Danbury’s Ventura Law filed a lawsuit on behalf of four municipalities against some of the nation’s largest pharmaceutical companies for their alleged role in causing the opioid crisis.
The complaint on behalf of Danbury, Norwalk, Ansonia and Derby makes claims similar to lawsuits filed on behalf of more than 20 Connecticut municipalities over the past nine months by Scott + Scott and Simmons Hanly Conroy.
Those claims, outlined in detail in Tuesday’s 107-page lawsuit filed in Milford Superior Court, allege a deliberate marketing scheme to mislead the public on the dangers of opioids. Lawsuits were also filed against Big Pharma recently in Miami and this week in Massachusetts.
The Ventura Law lawsuit alleges the companies—both manufacturers and distributors— conspired to mislead the public. Ventura will partner with Branstetter, Stranch & Jennings, a Tennessee-based firm that has filed opioid-related lawsuits on behalf of 47 counties in that state.
The lawsuit states the opioid epidemic “is the direct and forseeable result of the concerted efforts” by Purdue, Cephalon, Janssen, Endo Health Solutions, Insys Therapeutics and Actavis to manufacturer, promote and market opioids. It alleges “material misrepresentations and/or omissions regarding the appropriate use and addiction risks of these opium-like painkillers.”
The lawsuit also claims the defendants “deliberately conceived these strategies and created a new health care narrative, which touted opioids as safe and effective for long-term use and conveyed messaging that pain should be aggressively treated with opioids, trivializing the risk of addiction.”
The Ventura Law complaint is different from the ones filed by other law firms in the state in that it’s the only one to list John Kapoor as a defendant. Kapoor is the founder, former chairman of the board and chief executive officer of Insys Therapeutics and currently a majority shareholder of the company, according to the lawsuit. Kapoor, an Arizona resident, and others were indicted in 2017 for paying kickbacks to doctors for writing large numbers of prescriptions, in addition to conspiracy to commit racketeering, mail fraud and wire fraud.

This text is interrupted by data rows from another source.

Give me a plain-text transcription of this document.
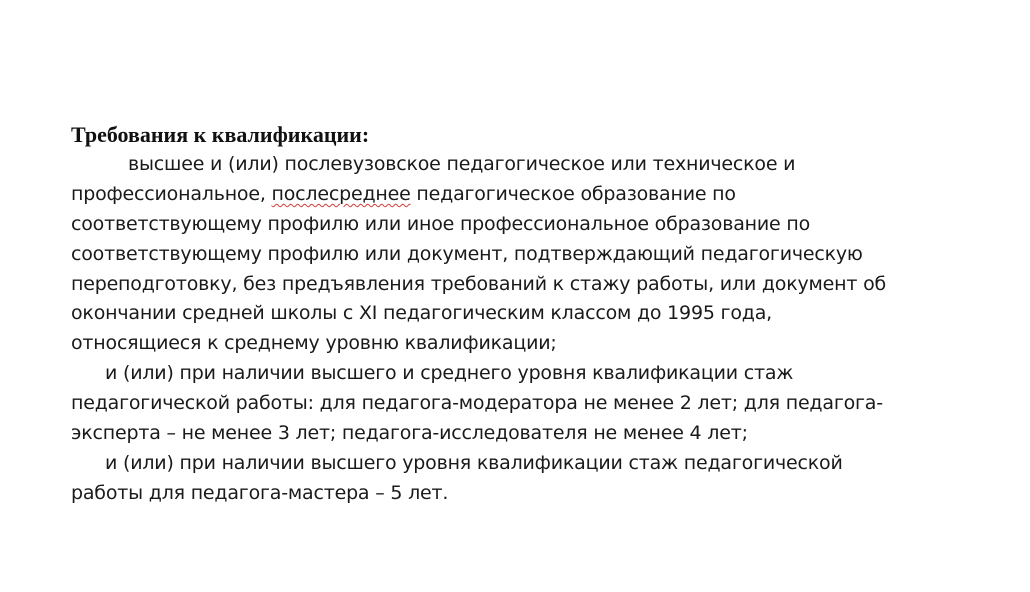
Требования к квалификации:
высшее и (или) послевузовское педагогическое или техническое и
профессиональное, послесреднее педагогическое образование по
соответствующему профилю или иное профессиональное образование по
соответствующему профилю или документ, подтверждающий педагогическую
переподготовку, без предъявления требований к стажу работы, или документ об
окончании средней школы с XI педагогическим классом до 1995 года,
относящиеся к среднему уровню квалификации;
и (или) при наличии высшего и среднего уровня квалификации стаж
педагогической работы: для педагога-модератора не менее 2 лет; для педагога-
эксперта – не менее 3 лет; педагога-исследователя не менее 4 лет;
и (или) при наличии высшего уровня квалификации стаж педагогической
работы для педагога-мастера – 5 лет.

Ventura Law’s Kelly Fitzpatrick, who will be lead counsel with Ventura Law’s chief executive officer Augie Ribeiro, told the Connecticut Law Tribune on Tuesday that the diversity in the four plaintiff municipalities highlights the epidemic’s far reach across all groups.
“The opioid crisis impacts everyone, regardless of status or age or income or race,” Fitzpatrick said. “People in these communities have loved ones who have passed away from opioid-related overdoses, or are addicted and in desperate need of treatment and are living this day in and day out.”
According to the state medical examiner, the total number of overdose deaths, which include opioid deaths, jumped for the first time ever to more than 1,000 in 2017.
While Fitzpatrick declined to discuss strategy or what is next, she did say she’d fight any effort to move the litigation to the multidistrict litigation consolidated in Ohio. To date, there are more than 430 lawsuits brought primarily by cities and counties against opioid manufacturers and distributors.
“We believe these cases belong in our backyard,” Fitzpatrick said. “Our juries should be the ones hearing these cases. Connecticut is an appropriate forum for these lawsuits.”
Fitzpatrick said the suit seeks financial remedies, but said it’s too early to say how much money the firm is looking to collect for the communities.
Ansonia and Derby are both working-class communities located in the Naugatuck Valley in New Haven County. Both have populations of between 13,000 and 19,000. Norwalk is in Fairfield County, while Danbury is located in western Connecticut, also in Fairfield County. Norwalk has 88,400 people while Danbury has about 84,000 residents. Mayors of the four municipalities did not respond to requests for comment Tuesday.
Danielle Lewis, director of communications for the Stamford-based Purdue Pharma, issued a statement Tuesday to the Connecticut Law Tribune. Purdue Pharma is the only defendant based in Connecticut.
“As a company grounded in science, we must balance patient access to FDA-approved medicines, while working collaboratively to solve this public health challenge,” the statement reads.
Purdue said its products account for about 2 percent of the total opioid prescriptions as a company, and that the company has taken several steps to safeguard patients. For instance, it developed the first FDA-approved opioid medication with abuse-deterrent properties, and distributes the Center for Disease Control’s Guideline for Prescribing Opioids for Chronic Pain.
“We vigorously deny these allegations and look forward to the opportunity to present our defense,” the company said.